Two causes conspire to make this the only practicable course for a moderate-sized reptile not gifted with the wildcat-like agility of the blacksnake. In the first place the fangs of a serpent are not rigid like those of a fox or shark, but movable and rather slender, and utterly unfit for seizing and holding struggling animals, excepting those of the smallest size. The poison-teeth of a rattlesnake are even retractile, and, being only attached to the palate by an elastic ligament, can be drawn backward by a temporal muscle, like the blade of a clasp knife into its handle, and are too feeble to penetrate the skin of a tapir or hog, which animals attack and devour the most poisonous snakes with perfect impunity. With such teeth they can only administer a snap-bite.
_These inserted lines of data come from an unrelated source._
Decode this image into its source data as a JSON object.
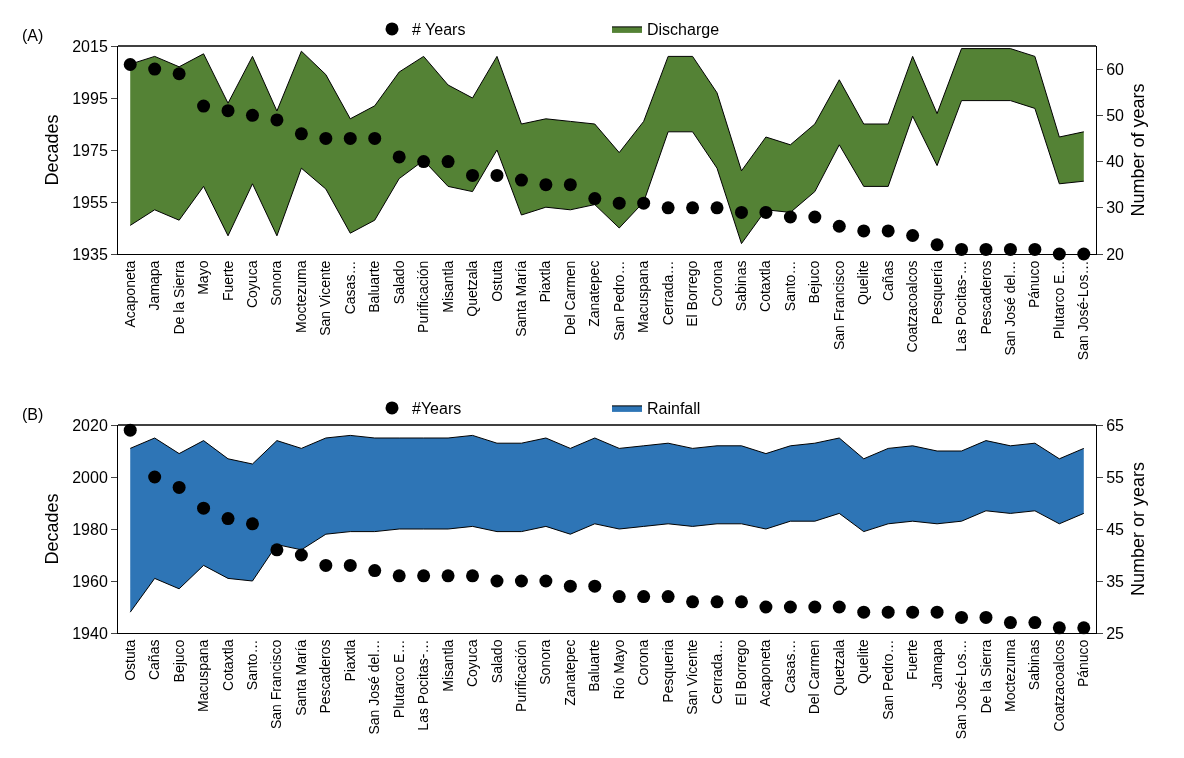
{
  "chart_data": [
    {
      "type": "area",
      "title": "(A)",
      "ylabel": "Decades",
      "y2label": "Number of years",
      "legend": "top",
      "grid": false,
      "categories": [
        "Acaponeta",
        "Jamapa",
        "De la Sierra",
        "Mayo",
        "Fuerte",
        "Coyuca",
        "Sonora",
        "Moctezuma",
        "San Vicente",
        "Casas…",
        "Baluarte",
        "Salado",
        "Purificación",
        "Misantla",
        "Quetzala",
        "Ostuta",
        "Santa María",
        "Piaxtla",
        "Del Carmen",
        "Zanatepec",
        "San Pedro…",
        "Macuspana",
        "Cerrada…",
        "El Borrego",
        "Corona",
        "Sabinas",
        "Cotaxtla",
        "Santo…",
        "Bejuco",
        "San Francisco",
        "Quelite",
        "Cañas",
        "Coatzacoalcos",
        "Pesquería",
        "Las Pocitas-…",
        "Pescaderos",
        "San José del…",
        "Pánuco",
        "Plutarco E…",
        "San José-Los…"
      ],
      "ylim": [
        1935,
        2015
      ],
      "yticks": [
        1935,
        1955,
        1975,
        1995,
        2015
      ],
      "y2lim": [
        20,
        65
      ],
      "y2ticks": [
        20,
        30,
        40,
        50,
        60
      ],
      "series": [
        {
          "type": "line",
          "color": "#000000",
          "values": [
            1946,
            1952,
            1948,
            1961,
            1942,
            1962,
            1942,
            1968,
            1960,
            1943,
            1948,
            1964,
            1971,
            1961,
            1959,
            1975,
            1950,
            1953,
            1952,
            1954,
            1945,
            1955,
            1982,
            1982,
            1968,
            1939,
            1952,
            1951,
            1959,
            1977,
            1961,
            1961,
            1988,
            1969,
            1994,
            1994,
            1994,
            1991,
            1962,
            1963
          ]
        },
        {
          "name": "Discharge",
          "color": "#548235",
          "values": [
            2008,
            2011,
            2007,
            2012,
            1993,
            2011,
            1990,
            2013,
            2004,
            1987,
            1992,
            2005,
            2011,
            2000,
            1995,
            2011,
            1985,
            1987,
            1986,
            1985,
            1974,
            1986,
            2011,
            2011,
            1997,
            1967,
            1980,
            1977,
            1985,
            2002,
            1985,
            1985,
            2011,
            1989,
            2014,
            2014,
            2014,
            2011,
            1980,
            1982
          ]
        },
        {
          "name": "# Years",
          "type": "scatter",
          "axis": "y2",
          "marker": "circle",
          "color": "#000000",
          "values": [
            61,
            60,
            59,
            52,
            51,
            50,
            49,
            46,
            45,
            45,
            45,
            41,
            40,
            40,
            37,
            37,
            36,
            35,
            35,
            32,
            31,
            31,
            30,
            30,
            30,
            29,
            29,
            28,
            28,
            26,
            25,
            25,
            24,
            22,
            21,
            21,
            21,
            21,
            20,
            20
          ]
        }
      ]
    },
    {
      "type": "area",
      "title": "(B)",
      "ylabel": "Decades",
      "y2label": "Number or years",
      "legend": "top",
      "grid": false,
      "categories": [
        "Ostuta",
        "Cañas",
        "Bejuco",
        "Macuspana",
        "Cotaxtla",
        "Santo…",
        "San Francisco",
        "Santa María",
        "Pescaderos",
        "Piaxtla",
        "San José del…",
        "Plutarco E…",
        "Las Pocitas-…",
        "Misantla",
        "Coyuca",
        "Salado",
        "Purificación",
        "Sonora",
        "Zanatepec",
        "Baluarte",
        "Río Mayo",
        "Corona",
        "Pesqueria",
        "San Vicente",
        "Cerrada…",
        "El Borrego",
        "Acaponeta",
        "Casas…",
        "Del Carmen",
        "Quetzala",
        "Quelite",
        "San Pedro…",
        "Fuerte",
        "Jamapa",
        "San José-Los…",
        "De la Sierra",
        "Moctezuma",
        "Sabinas",
        "Coatzacoalcos",
        "Pánuco"
      ],
      "ylim": [
        1940,
        2020
      ],
      "yticks": [
        1940,
        1960,
        1980,
        2000,
        2020
      ],
      "y2lim": [
        25,
        65
      ],
      "y2ticks": [
        25,
        35,
        45,
        55,
        65
      ],
      "series": [
        {
          "type": "line",
          "color": "#000000",
          "values": [
            1948,
            1961,
            1957,
            1966,
            1961,
            1960,
            1974,
            1972,
            1978,
            1979,
            1979,
            1980,
            1980,
            1980,
            1981,
            1979,
            1979,
            1981,
            1978,
            1982,
            1980,
            1981,
            1982,
            1981,
            1982,
            1982,
            1980,
            1983,
            1983,
            1986,
            1979,
            1982,
            1983,
            1982,
            1983,
            1987,
            1986,
            1987,
            1982,
            1986
          ]
        },
        {
          "name": "Rainfall",
          "color": "#2e75b6",
          "values": [
            2011,
            2015,
            2009,
            2014,
            2007,
            2005,
            2014,
            2011,
            2015,
            2016,
            2015,
            2015,
            2015,
            2015,
            2016,
            2013,
            2013,
            2015,
            2011,
            2015,
            2011,
            2012,
            2013,
            2011,
            2012,
            2012,
            2009,
            2012,
            2013,
            2015,
            2007,
            2011,
            2012,
            2010,
            2010,
            2014,
            2012,
            2013,
            2007,
            2011
          ]
        },
        {
          "name": "#Years",
          "type": "scatter",
          "axis": "y2",
          "marker": "circle",
          "color": "#000000",
          "values": [
            64,
            55,
            53,
            49,
            47,
            46,
            41,
            40,
            38,
            38,
            37,
            36,
            36,
            36,
            36,
            35,
            35,
            35,
            34,
            34,
            32,
            32,
            32,
            31,
            31,
            31,
            30,
            30,
            30,
            30,
            29,
            29,
            29,
            29,
            28,
            28,
            27,
            27,
            26,
            26
          ]
        }
      ]
    }
  ]
}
On the other hand, the effect of the poison is never instantaneous: a man can walk two or three miles before his bitten leg begins to swell; a snake-bitten dog can run for a couple of minutes without exhibiting any signs of uneasiness. A large bird may possibly fly away and out of sight, while even the smallest birds are able to take wing for a moment, and rats to make a dash toward their holes. The snakes know this, and bide their time with all the complacency of a veteran angler who holds a fish by a long line and permits it to exhaust its strength before he pulls home.
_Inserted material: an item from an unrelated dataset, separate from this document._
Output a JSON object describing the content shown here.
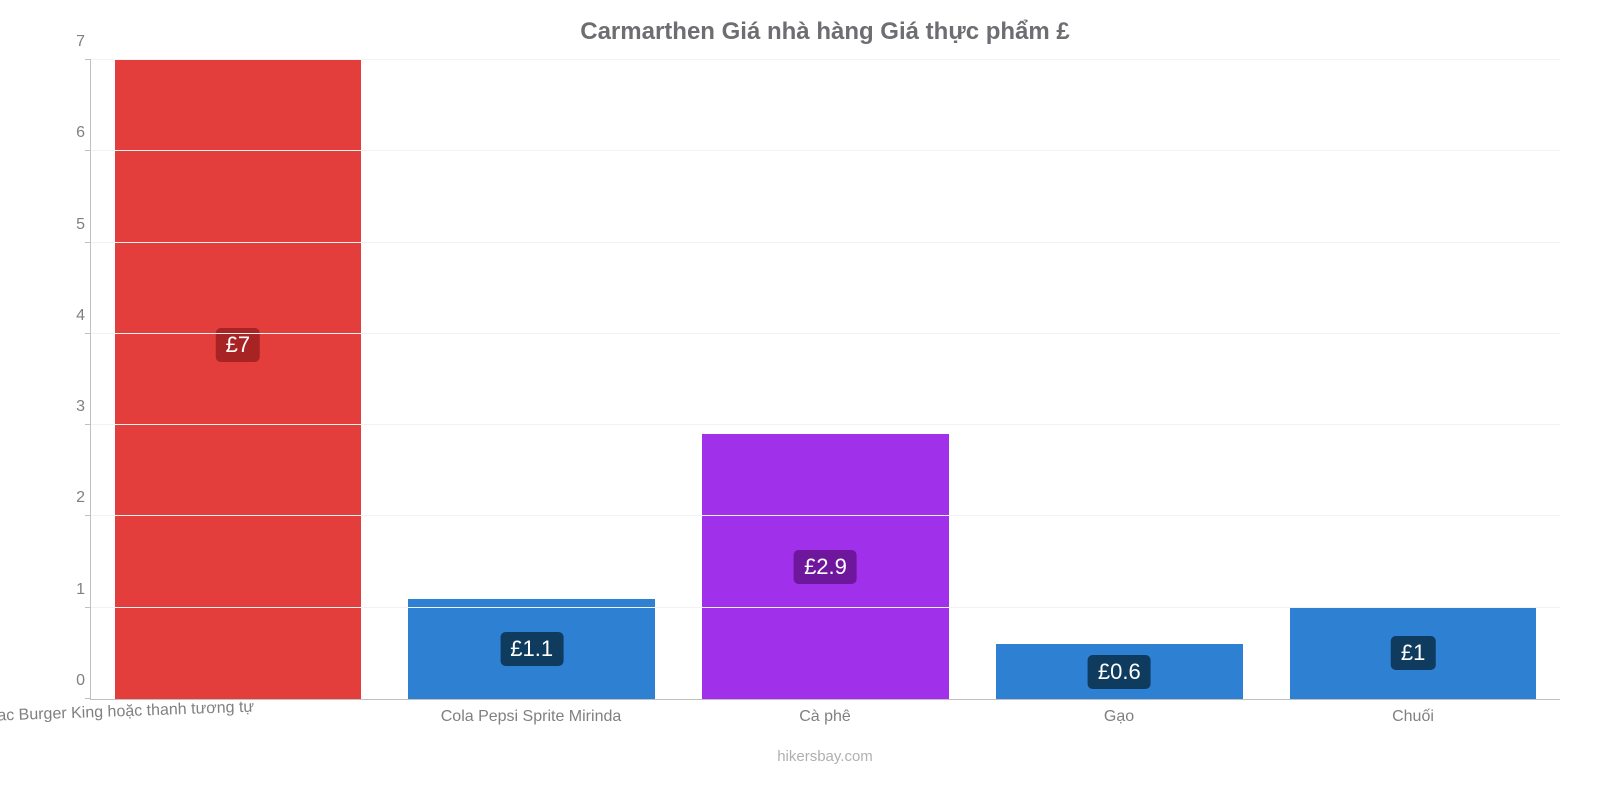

In the course of the countless ages during which men and serpents have been co-inhabitants of this planet, it is not only possible but certain that some hunters or wood-cutters happened to witness the last act of an oft-repeated tragedy, the strange movements and subsequent convulsions of a bird or little rodent hopping, perhaps, in a helpless way around or even toward a snake that had watched it with glittering eyes. The first act they could only have seen indistinctly and from a distance, since their approach would have saved the victim by scaring it away in time. So they jumped at the conclusion that the eyes of the reptile had bewitched the poor creature, and found believers who would be very sorry to demolish such a delightfully mystic theory by prosaic investigations; as for cognate reasons our spiritualistic contemporaries prefer to believe that the writing on the slate was produced by the "dear friend in the spirit-land," rather than by the evaporation of sal enixum or muriate of ammonia; not because they are ignorant of the fact that minutes and hours may intervene between a cause and its visible effect, but because they yearn to substitute mystery for simple and intelligible truth. Not everybody could be expected to investigate the matter by expensive and laborious experiments, but all unmystified human beings could and should be able to foresee the result in regard to the main point, or suspend their opinion altogether rather than accept the enchantment theory. Not their poverty but their will consents. The witchcraft delusion had long been exposed in all its bottomless absurdity when people still believed in weather-wizards, were-wolves, and broomstick excursions through the chimney; and, after ninety-eight "mediums" have been caught in flagranti, the ninety-ninth can collect a roomful of grown-up persons who are kind enough to think it possible that disembodied souls could handle a fiddle-stick, or that flying beans and cherry-stones emanate from a spirit-popgun.

Venomous serpents would disappear without the aid of St. Patrick if they had to rely on the charm of their eyes for a dinner; for a rattlesnake, deprived of its chemicals, would starve as surely as a "magic slate-writing medium" in a like predicament.